Yes, I think that is really insightful. Relativistic cautions can be helpful for broadening the scope of our ability to communicate across cultural boundaries, which I think is becoming a more obvious problem with global warming and concern over immigration becoming salient issues of divisiveness.
I wouldn't use "brainwash" myself, since FGM and other processes using amoral means for supposedly moral ends are inevitably combining many strands of social moralism and children (or adolescents) pull together a picture of how those strands fit together, rather than mindlessly adopting whatever society tells them must be true.

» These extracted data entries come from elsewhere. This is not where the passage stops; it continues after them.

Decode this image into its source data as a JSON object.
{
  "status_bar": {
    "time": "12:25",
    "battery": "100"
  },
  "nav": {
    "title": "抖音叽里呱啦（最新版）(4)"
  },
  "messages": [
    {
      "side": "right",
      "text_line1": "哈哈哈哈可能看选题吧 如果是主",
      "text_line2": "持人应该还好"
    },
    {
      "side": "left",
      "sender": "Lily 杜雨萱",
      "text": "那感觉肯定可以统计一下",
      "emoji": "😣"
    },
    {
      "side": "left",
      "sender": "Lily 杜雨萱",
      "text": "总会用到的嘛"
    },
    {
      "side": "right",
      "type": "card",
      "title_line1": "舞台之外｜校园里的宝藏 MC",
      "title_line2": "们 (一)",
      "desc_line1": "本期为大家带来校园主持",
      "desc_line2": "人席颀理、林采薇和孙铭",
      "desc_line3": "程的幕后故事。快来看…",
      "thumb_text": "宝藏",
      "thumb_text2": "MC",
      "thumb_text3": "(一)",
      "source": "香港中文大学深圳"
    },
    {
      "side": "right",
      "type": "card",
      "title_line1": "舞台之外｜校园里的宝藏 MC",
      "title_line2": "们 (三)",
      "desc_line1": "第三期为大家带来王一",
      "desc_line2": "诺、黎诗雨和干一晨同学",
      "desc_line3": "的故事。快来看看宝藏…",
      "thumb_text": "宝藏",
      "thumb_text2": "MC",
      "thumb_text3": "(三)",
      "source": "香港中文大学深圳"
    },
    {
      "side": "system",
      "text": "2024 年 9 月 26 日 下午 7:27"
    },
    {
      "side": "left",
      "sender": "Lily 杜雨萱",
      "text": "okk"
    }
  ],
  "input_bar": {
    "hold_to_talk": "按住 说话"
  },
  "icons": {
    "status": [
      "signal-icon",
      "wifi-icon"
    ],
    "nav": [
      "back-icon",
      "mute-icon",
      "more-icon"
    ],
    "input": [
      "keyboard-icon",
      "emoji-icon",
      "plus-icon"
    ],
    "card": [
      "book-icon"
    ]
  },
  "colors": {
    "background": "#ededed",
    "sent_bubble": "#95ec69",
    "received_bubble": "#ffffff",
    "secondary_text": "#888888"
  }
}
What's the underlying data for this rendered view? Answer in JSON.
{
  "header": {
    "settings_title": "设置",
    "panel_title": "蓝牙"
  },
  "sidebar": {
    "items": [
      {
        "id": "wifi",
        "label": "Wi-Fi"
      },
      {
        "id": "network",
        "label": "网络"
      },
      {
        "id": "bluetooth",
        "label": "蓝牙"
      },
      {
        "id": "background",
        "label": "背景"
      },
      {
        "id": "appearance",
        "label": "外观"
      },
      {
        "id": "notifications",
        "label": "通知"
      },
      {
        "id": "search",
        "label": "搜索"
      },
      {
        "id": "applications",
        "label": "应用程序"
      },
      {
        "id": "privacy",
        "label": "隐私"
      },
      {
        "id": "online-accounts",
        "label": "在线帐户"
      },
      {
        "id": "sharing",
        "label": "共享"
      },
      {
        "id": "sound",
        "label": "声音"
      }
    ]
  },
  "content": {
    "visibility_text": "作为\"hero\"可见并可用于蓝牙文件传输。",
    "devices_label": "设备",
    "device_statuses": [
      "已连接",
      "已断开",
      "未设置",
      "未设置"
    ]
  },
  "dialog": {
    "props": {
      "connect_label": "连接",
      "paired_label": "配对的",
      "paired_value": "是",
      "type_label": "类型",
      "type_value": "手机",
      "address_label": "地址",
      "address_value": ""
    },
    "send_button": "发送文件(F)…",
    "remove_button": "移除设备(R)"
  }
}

I will give this some thought. I took it that he was downplaying the role of moral reflection because he wants to highlight the value of his "raw data" approach, which *is* useful in my opinion. But there may be more to it, and a subtler agenda, at work.
It's a devilishly complex topic, which has vexed every culture since culture manifested itself in writing, and probably before that as well. But putting Kant's inflexible analysis into a category of social impairment is certainly a drastic step that needs much more thought than Haidt is inclined to bring to such philosophical questions. In Christianity we have a framework for this question, the parable of the Pharisee and the Publican, which is almost koan-like in its raising a question without being able to state a clear answer. Do we endorse Righteousness (which, in the original Hebrew I am told was the same word as Justice) or Penitent Self-Criticism? Which raises the question whether Haidt is dismissing the question with an appeal to pragmatic acceptance of people's self-duplicity. To a Christian this is putting the cart of forgiveness ahead of the horse of remorse.
Yes, this is the key to why we should read the book and how we should integrate it with other considerations, in my view. I think you have said it well.